FERRON TOOK HER TO AND FROM THE courtyard each day. His mood was always dark after that, and he’d mockingly point out the location of the various light switches that she was “too dense” to observe on her own.

He was so condescending, she wanted to throw a rock at him and was disappointed when she found nothing outside but little pieces of finely milled white gravel.

The courtyard bored her. It was tedious and bitterly cold, the winter snow bearing down in the clouds, although there was never more than a dusting on the ground—enough to leave her feet numb with cold.

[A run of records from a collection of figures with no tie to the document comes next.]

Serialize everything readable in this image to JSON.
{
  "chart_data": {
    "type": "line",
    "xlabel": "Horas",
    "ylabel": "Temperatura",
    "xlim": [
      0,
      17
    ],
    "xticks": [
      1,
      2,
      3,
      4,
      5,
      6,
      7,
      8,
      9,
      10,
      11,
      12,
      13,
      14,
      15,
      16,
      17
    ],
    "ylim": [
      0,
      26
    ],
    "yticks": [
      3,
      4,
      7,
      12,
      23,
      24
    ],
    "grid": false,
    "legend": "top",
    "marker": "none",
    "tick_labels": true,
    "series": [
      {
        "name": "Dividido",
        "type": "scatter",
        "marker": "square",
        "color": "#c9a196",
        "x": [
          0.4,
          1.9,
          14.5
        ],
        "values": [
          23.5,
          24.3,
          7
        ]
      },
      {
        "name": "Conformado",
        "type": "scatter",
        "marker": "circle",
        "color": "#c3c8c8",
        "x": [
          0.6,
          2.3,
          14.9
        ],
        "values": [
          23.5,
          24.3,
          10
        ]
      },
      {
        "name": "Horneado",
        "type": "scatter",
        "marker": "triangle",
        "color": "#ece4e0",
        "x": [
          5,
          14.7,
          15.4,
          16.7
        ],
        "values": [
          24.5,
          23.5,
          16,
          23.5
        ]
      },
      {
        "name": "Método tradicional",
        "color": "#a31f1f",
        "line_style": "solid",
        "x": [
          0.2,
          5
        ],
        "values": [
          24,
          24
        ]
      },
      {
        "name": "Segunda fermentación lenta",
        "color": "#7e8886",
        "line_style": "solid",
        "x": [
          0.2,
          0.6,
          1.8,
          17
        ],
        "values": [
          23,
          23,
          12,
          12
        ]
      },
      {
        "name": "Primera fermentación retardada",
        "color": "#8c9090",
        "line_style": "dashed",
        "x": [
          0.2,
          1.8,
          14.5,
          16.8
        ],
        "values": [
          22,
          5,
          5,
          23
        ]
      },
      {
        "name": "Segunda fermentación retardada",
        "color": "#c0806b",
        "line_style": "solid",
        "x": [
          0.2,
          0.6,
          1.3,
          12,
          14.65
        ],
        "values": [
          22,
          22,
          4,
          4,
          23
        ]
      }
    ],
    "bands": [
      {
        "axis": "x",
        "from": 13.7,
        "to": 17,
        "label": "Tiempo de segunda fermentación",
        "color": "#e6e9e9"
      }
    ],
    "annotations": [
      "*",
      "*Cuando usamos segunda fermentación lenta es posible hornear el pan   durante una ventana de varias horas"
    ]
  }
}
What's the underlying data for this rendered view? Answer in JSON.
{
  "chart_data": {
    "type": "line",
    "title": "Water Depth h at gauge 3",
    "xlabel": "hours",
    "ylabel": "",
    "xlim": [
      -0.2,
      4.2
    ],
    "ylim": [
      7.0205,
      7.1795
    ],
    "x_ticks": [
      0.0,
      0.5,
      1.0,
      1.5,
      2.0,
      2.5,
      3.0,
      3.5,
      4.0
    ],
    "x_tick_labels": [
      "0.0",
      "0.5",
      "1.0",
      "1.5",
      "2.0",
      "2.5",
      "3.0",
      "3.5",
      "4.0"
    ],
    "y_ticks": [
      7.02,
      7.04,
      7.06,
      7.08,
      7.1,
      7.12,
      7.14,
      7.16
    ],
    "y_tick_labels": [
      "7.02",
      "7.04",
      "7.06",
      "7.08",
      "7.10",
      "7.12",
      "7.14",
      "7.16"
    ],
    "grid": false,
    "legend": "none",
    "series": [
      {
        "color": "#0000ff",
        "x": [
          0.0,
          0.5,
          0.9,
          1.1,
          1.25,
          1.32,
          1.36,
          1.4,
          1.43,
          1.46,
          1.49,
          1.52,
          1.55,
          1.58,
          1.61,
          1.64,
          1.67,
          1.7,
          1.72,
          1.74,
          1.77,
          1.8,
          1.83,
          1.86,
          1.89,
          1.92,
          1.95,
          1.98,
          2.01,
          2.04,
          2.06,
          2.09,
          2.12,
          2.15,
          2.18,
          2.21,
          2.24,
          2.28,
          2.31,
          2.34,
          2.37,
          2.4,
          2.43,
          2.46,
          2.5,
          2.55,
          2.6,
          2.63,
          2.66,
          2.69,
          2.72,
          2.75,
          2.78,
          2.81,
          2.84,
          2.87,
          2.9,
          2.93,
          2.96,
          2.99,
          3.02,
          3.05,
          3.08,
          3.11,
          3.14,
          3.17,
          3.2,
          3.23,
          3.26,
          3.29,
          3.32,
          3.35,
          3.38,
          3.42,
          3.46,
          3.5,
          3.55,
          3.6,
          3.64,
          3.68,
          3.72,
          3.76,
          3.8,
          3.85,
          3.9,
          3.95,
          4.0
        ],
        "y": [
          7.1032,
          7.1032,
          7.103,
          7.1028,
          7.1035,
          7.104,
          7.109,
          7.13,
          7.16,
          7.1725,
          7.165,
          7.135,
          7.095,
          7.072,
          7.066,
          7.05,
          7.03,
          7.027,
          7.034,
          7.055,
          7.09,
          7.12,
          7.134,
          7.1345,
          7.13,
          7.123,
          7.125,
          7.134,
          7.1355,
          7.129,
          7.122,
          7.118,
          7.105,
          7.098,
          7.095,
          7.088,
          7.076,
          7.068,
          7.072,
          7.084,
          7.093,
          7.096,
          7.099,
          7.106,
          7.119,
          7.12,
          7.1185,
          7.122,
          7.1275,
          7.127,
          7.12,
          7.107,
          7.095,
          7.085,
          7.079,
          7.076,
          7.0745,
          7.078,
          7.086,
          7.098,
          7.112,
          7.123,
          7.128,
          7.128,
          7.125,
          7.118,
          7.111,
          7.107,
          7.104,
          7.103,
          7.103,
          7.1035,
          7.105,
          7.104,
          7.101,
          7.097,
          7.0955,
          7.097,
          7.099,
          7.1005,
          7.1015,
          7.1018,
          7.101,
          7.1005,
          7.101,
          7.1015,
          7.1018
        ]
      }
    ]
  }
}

When alone, she ventured out of her room, determined to find a passable weapon; even a furniture nail would do. If Ferron wouldn’t slip up and do it, she’d kill herself before another transference session arrived.

In the hours when light trickled through the east windows, if she stayed near the walls and thought very carefully about breathing, she could manage the excursions.

But whenever she left her room for long, the necrothralls began materialising. They didn’t try to stop her or herd her back into her room; they just watched her, hovering like ghostly apparitions.

She tried to ignore them along with the creaks and groans of the house, the shifting shadows, but they made it impossible for her to find any means of suicide. She persisted doggedly, but most of the rooms were locked tight, and those that weren’t held nothing but old furniture and useless knickknacks.

In one old room, she found a painting crammed behind a disassembled bed frame. It was covered by a dustcloth. She pulled it out, curious.

Drawing the fabric back, it was a portrait of the Ferron family. Not Ferron and Aurelia, but Ferron as a boy with his parents.